Between 1764 and 1767, Sigismund was responsible for the construction of the Sigmundstor, a road tunnel that connects the Salzburg Altstadt with the Riedenburg quarter through the Mönchsberg mountain. The tunnel now bears his name, although it is more commonly known by its earlier name of the Neutor.

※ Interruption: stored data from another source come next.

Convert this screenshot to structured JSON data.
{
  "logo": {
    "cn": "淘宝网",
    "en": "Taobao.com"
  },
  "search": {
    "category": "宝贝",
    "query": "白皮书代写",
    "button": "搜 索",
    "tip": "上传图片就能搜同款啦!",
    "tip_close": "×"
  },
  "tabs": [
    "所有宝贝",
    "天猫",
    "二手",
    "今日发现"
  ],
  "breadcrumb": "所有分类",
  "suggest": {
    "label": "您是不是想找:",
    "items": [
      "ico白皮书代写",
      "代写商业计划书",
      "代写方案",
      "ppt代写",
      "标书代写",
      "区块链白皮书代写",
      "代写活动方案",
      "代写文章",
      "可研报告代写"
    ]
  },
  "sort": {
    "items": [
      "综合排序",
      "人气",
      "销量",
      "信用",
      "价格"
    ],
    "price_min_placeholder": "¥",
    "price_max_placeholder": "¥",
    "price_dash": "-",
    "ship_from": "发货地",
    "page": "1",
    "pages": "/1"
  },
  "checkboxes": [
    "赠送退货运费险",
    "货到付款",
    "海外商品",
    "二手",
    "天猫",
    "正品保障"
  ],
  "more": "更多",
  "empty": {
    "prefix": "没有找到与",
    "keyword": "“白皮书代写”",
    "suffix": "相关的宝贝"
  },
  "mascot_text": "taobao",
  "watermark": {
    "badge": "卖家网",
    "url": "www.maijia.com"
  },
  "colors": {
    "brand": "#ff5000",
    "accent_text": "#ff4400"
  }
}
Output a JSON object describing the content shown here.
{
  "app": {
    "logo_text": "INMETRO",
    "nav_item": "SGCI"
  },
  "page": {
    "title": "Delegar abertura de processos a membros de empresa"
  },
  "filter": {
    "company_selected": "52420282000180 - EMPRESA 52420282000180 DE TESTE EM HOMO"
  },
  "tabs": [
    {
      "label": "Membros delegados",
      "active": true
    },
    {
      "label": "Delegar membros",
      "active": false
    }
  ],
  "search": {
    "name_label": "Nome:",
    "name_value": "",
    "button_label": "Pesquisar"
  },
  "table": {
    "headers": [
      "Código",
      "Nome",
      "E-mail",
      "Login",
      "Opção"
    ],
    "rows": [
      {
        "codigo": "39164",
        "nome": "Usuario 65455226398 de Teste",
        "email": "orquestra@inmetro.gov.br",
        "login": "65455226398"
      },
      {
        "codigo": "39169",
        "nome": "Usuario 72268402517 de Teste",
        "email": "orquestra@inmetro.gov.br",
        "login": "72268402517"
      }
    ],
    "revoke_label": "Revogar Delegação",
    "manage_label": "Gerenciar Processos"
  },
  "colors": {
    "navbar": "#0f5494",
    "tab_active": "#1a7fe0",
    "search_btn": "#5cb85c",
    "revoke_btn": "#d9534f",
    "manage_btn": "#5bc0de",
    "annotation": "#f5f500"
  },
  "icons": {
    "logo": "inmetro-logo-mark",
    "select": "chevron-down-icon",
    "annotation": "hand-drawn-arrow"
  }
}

Schrattenbach died in Salzburg, aged 73. His funeral service on 2 January 1772 was the occasion for the first performance of Michael Haydn's Requiem Missa pro defuncto Archiepiscopo Sigismondo written in his honour. Schrattenbach was succeeded by Count Hieronymus von Colloredo, the last Salzburg prince-archbishop before the 1803 secularisation. Michael Haydn stayed in Salzburg under the reign of Colloredo; Wolfgang Amadeus Mozart, on the other hand, left soon after.